A open source project maintained by IBM. I will admit that we are using an older version of ICU (3.0) than is currently available and we will be upgrading to a newer version in the near future.
But this is not something that is a trivial exercise, as it means that any database using a different version of ICU would be incompatible with the version we ship. We plan to upgrade ICU
in Firebird version 2.5
Other defects reported are one in
usr/include/c++/4.0.2/i386-redhat-linux/bits/gthr-default.h
Not our problem either....
And there are four defects in firebird2/src/gpre/pretty.cpp a piece of old code used with a pre-compiler (gpre) to make BLR look good. BLR (Binary Language Representation),
Firebird's internal compiled language. This doesn't affect the Firebird server at all.
I would like you to print a correction or at least acknowledge the innacuracy of the article as regards Firebird.
Regards
Paul Beach
developer http://flamerobin.org
Ah, to hell with it all, let's just party!
Unless you're saying that all open source contributers are themselves the party. Now that's just dirty. Not my thing, you see. I guess, well, maybe if they really are first rate.

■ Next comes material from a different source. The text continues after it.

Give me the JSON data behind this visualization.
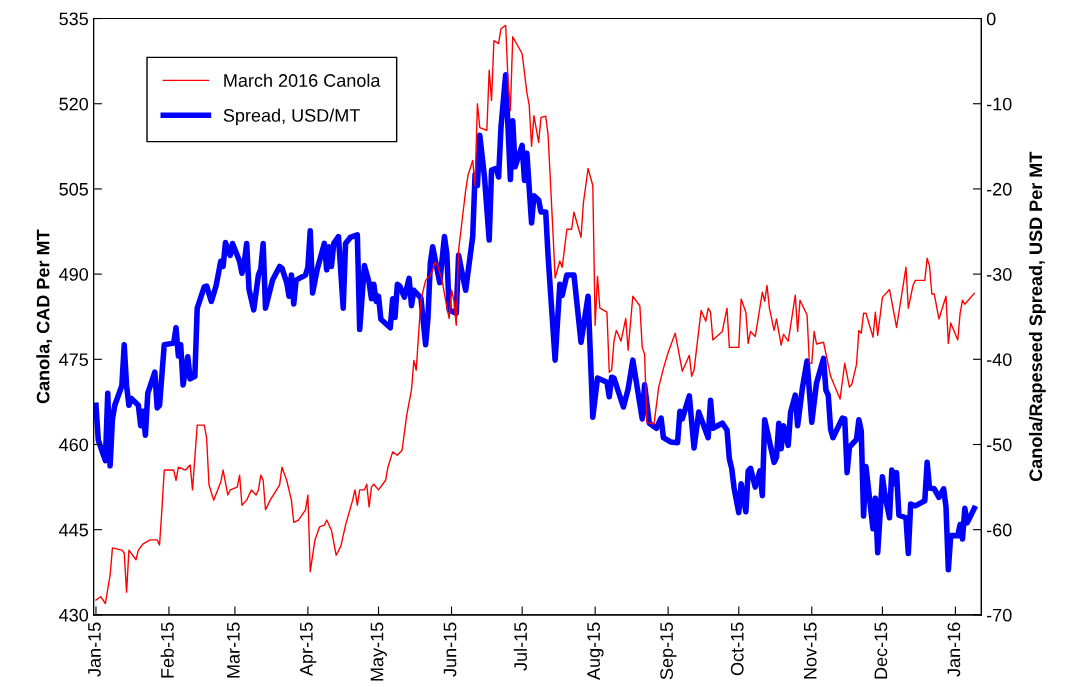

Excellent points. However, many times the vulnerabilities are found via the exploits that take advantage of them, then subsequently fixed on all affected operating system. Said exploits are very often on Windows (and in particular Windows XP). That sways me towards the argument that my assertion is probably correct anyway.

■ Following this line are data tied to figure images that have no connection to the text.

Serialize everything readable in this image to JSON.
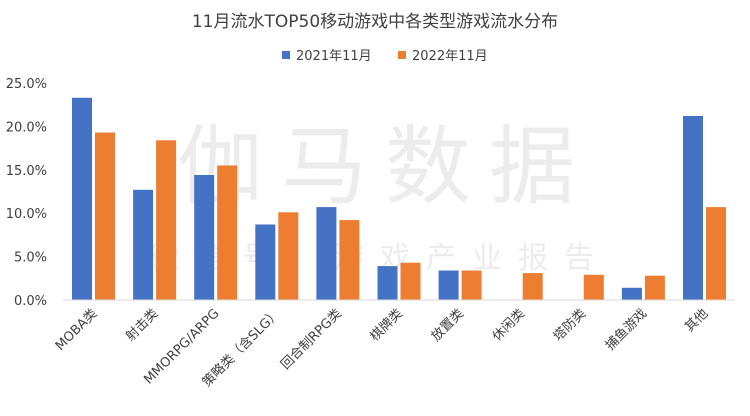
{
  "chart_data": {
    "type": "bar",
    "title": "11月流水TOP50移动游戏中各类型游戏流水分布",
    "categories": [
      "MOBA类",
      "射击类",
      "MMORPG/ARPG",
      "策略类（含SLG）",
      "回合制RPG类",
      "棋牌类",
      "放置类",
      "休闲类",
      "塔防类",
      "捕鱼游戏",
      "其他"
    ],
    "series": [
      {
        "name": "2021年11月",
        "color": "#4472C4",
        "values": [
          23.3,
          12.7,
          14.4,
          8.7,
          10.7,
          3.9,
          3.4,
          0,
          0,
          1.4,
          21.2
        ]
      },
      {
        "name": "2022年11月",
        "color": "#ED7D31",
        "values": [
          19.3,
          18.4,
          15.5,
          10.1,
          9.2,
          4.3,
          3.4,
          3.1,
          2.9,
          2.8,
          10.7
        ]
      }
    ],
    "yticks": [
      "0.0%",
      "5.0%",
      "10.0%",
      "15.0%",
      "20.0%",
      "25.0%"
    ],
    "ylim": [
      0,
      25
    ],
    "legend_position": "top-center",
    "grid": false
  },
  "watermark": {
    "main": "伽马数据",
    "sub": "微信号：游戏产业报告"
  }
}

My guess is the exploits tend to be on Windows XP because it has the fewest layers of security and is the most popular OS in the world. I don't know the answer to the question, "What if linux or MacOS were the most popular?" I suspect it wouldn't be as bad because it's a lot harder to inject the right code in the right place at the right authentication level in those OSes, but the fact that the iPhone was jailbroken so fast (it runs MacOS X 10.5 and is jailbroken via a buffer vulnerability) leads me to believe there would at least be more than zero viruses.
E pluribus unum
Third party reviews are valuable, but as an experienced engineer, I have experienced doubts about code when bugs found during development seemed to disappear without being "fixed". There is a tendency to forget about mysteries that go away even though they may have been indicative of potential trouble that would only manifest under rare conditions. Professionals try to take the time to understand these wobbles to make sure they are fixed, but I have never read code notes written by developers that include admissions of possible unstable code when it doesn't seem to be causing trouble. Aside from auditors making a list of things they suspect by reading the code, bugs can be based on bugs in hardware, or mismatched versions of sub components and so on. For us to have the perfect world, we would have to have the code reviewed, but also the developers would have to write journals and admit their doubts and observations about unsolved mysteries. HHDL commented about how science is based on observation and our ability to observe computers is limited.